Nascido Santiago Malnati, o argentino Mister Sam desembarcou no Brasil em 1973 e rapidamente encontrou um mercado prestes a explodir. Com um faro afiado para o sucesso, ele enxergou o imenso potencial dos artistas locais para brilhar, inclusive, em circuitos internacionais. Sua estratégia era inovadora para a época: injetar no Brasil uma estética totalmente voltada para as pistas de dança e altamente atrativa para os programas de televisão.
O divisor de águas de sua trajetória aconteceu em 1978, quando lançou o compacto Dance With Me em parceria com Gretchen. O estrondoso sucesso não apenas catapultou a carreira da cantora, mas carimbou de vez o nome de Mister Sam como o grande cérebro por trás do universo pop e dançante no país.

A fórmula não parou por aí. Ao longo das décadas seguintes, sua assinatura esteve presente nos trabalhos de figuras icônicas que dominaram a cultura de massa, como Nahim, Rita Cadillac e o grupo Black Juniors. Além dos estúdios, sua passagem pela emblemática Copacabana Discos foi crucial para exportar a música brasileira para o mundo.
A energia de Mister Sam transcendia as mesas de mixagem dos estúdios.
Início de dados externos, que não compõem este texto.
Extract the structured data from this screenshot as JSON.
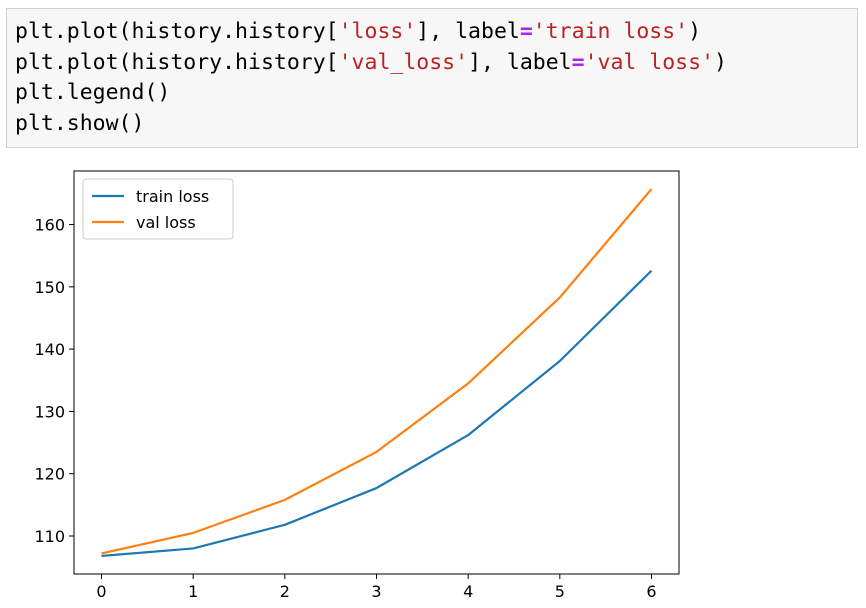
{
  "code_cell": {
    "lines": [
      [
        {
          "t": "plt.plot(history.history[",
          "c": "plain"
        },
        {
          "t": "'loss'",
          "c": "str"
        },
        {
          "t": "], label",
          "c": "plain"
        },
        {
          "t": "=",
          "c": "op"
        },
        {
          "t": "'train loss'",
          "c": "str"
        },
        {
          "t": ")",
          "c": "plain"
        }
      ],
      [
        {
          "t": "plt.plot(history.history[",
          "c": "plain"
        },
        {
          "t": "'val_loss'",
          "c": "str"
        },
        {
          "t": "], label",
          "c": "plain"
        },
        {
          "t": "=",
          "c": "op"
        },
        {
          "t": "'val loss'",
          "c": "str"
        },
        {
          "t": ")",
          "c": "plain"
        }
      ],
      [
        {
          "t": "plt.legend()",
          "c": "plain"
        }
      ],
      [
        {
          "t": "plt.show()",
          "c": "plain"
        }
      ]
    ]
  },
  "chart_data": {
    "type": "line",
    "x": [
      0,
      1,
      2,
      3,
      4,
      5,
      6
    ],
    "series": [
      {
        "name": "train loss",
        "color": "#1f77b4",
        "values": [
          106.8,
          108.0,
          111.8,
          117.7,
          126.2,
          138.1,
          152.6
        ]
      },
      {
        "name": "val loss",
        "color": "#ff7f0e",
        "values": [
          107.2,
          110.5,
          115.8,
          123.5,
          134.5,
          148.3,
          165.7
        ]
      }
    ],
    "xticks": [
      0,
      1,
      2,
      3,
      4,
      5,
      6
    ],
    "yticks": [
      110,
      120,
      130,
      140,
      150,
      160
    ],
    "xlim": [
      -0.3,
      6.3
    ],
    "ylim": [
      103.9,
      168.6
    ],
    "legend_loc": "upper left",
    "grid": false
  }
}
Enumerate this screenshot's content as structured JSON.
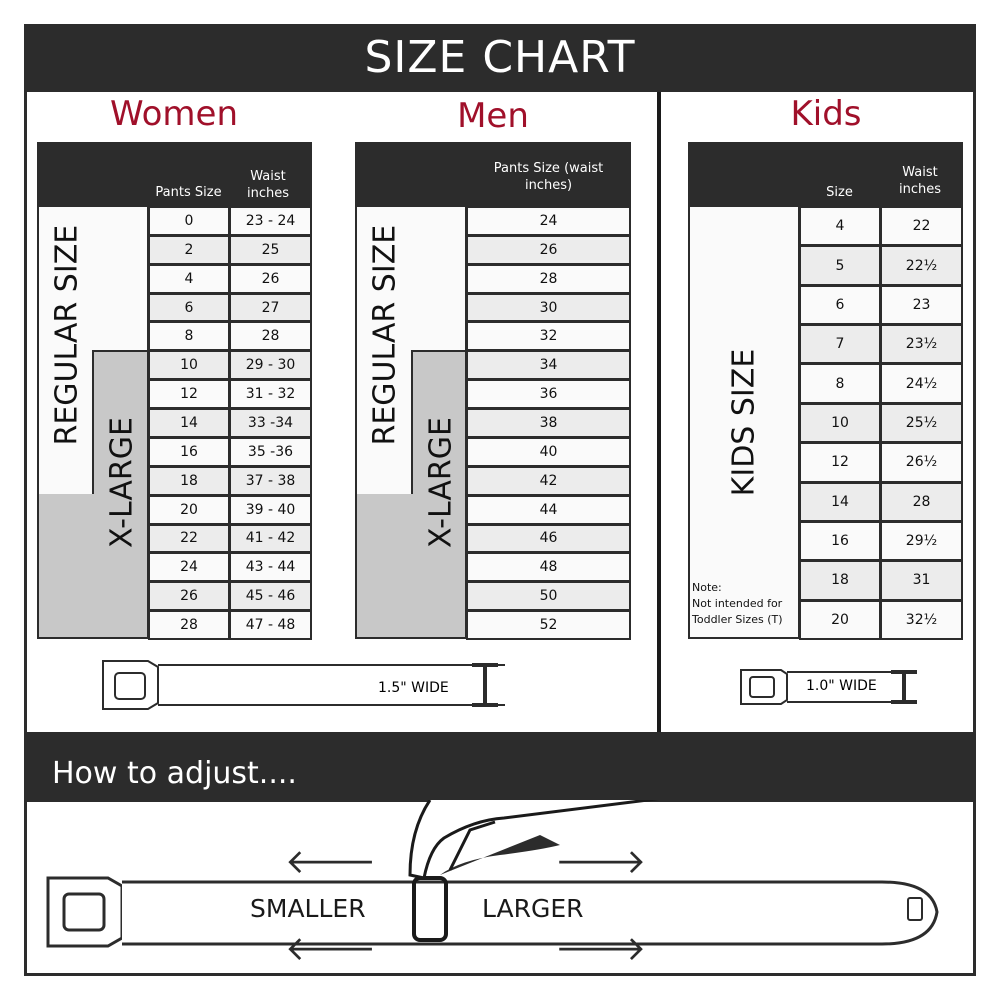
{
  "title": "SIZE CHART",
  "women": {
    "title": "Women",
    "col_label_size": "Pants Size",
    "col_label_waist": "Waist inches",
    "regular_label": "REGULAR SIZE",
    "xlarge_label": "X-LARGE",
    "sizes": [
      "0",
      "2",
      "4",
      "6",
      "8",
      "10",
      "12",
      "14",
      "16",
      "18",
      "20",
      "22",
      "24",
      "26",
      "28"
    ],
    "waist": [
      "23 - 24",
      "25",
      "26",
      "27",
      "28",
      "29 - 30",
      "31 - 32",
      "33 -34",
      "35 -36",
      "37 - 38",
      "39 - 40",
      "41 - 42",
      "43 - 44",
      "45 - 46",
      "47 - 48"
    ],
    "belt_width": "1.5\" WIDE"
  },
  "men": {
    "title": "Men",
    "col_label": "Pants Size (waist inches)",
    "regular_label": "REGULAR SIZE",
    "xlarge_label": "X-LARGE",
    "sizes": [
      "24",
      "26",
      "28",
      "30",
      "32",
      "34",
      "36",
      "38",
      "40",
      "42",
      "44",
      "46",
      "48",
      "50",
      "52"
    ]
  },
  "kids": {
    "title": "Kids",
    "col_label_size": "Size",
    "col_label_waist": "Waist inches",
    "label": "KIDS SIZE",
    "note_title": "Note:",
    "note_text": "Not intended for Toddler Sizes (T)",
    "sizes": [
      "4",
      "5",
      "6",
      "7",
      "8",
      "10",
      "12",
      "14",
      "16",
      "18",
      "20"
    ],
    "waist": [
      "22",
      "22½",
      "23",
      "23½",
      "24½",
      "25½",
      "26½",
      "28",
      "29½",
      "31",
      "32½"
    ],
    "belt_width": "1.0\" WIDE"
  },
  "adjust": {
    "title": "How to adjust....",
    "smaller": "SMALLER",
    "larger": "LARGER"
  },
  "colors": {
    "accent": "#a0102a",
    "dark": "#2c2c2c",
    "xlarge_fill": "#c8c8c8"
  }
}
Ele sabia dominar o público ao vivo, atuando como DJ em megaeventos históricos, incluindo a explosão do réveillon do Rio de Janeiro ao lado da equipe Furacão 2000.
O peso de sua contribuição para a cultura fonográfica foi eternizado na literatura. No livro Todo DJ Já Sambou, a jornalista Claudia Assef destaca o produtor como uma peça fundamental na construção de um pop brasileiro autêntico — aquele que pegou referências de ponta internacionais e as misturou cirurgicamente com a nossa identidade local.
Mister Sam parte, mas deixa um legado cravado na história: o de um homem com olhar visionário que, literalmente, ensinou o Brasil a dançar.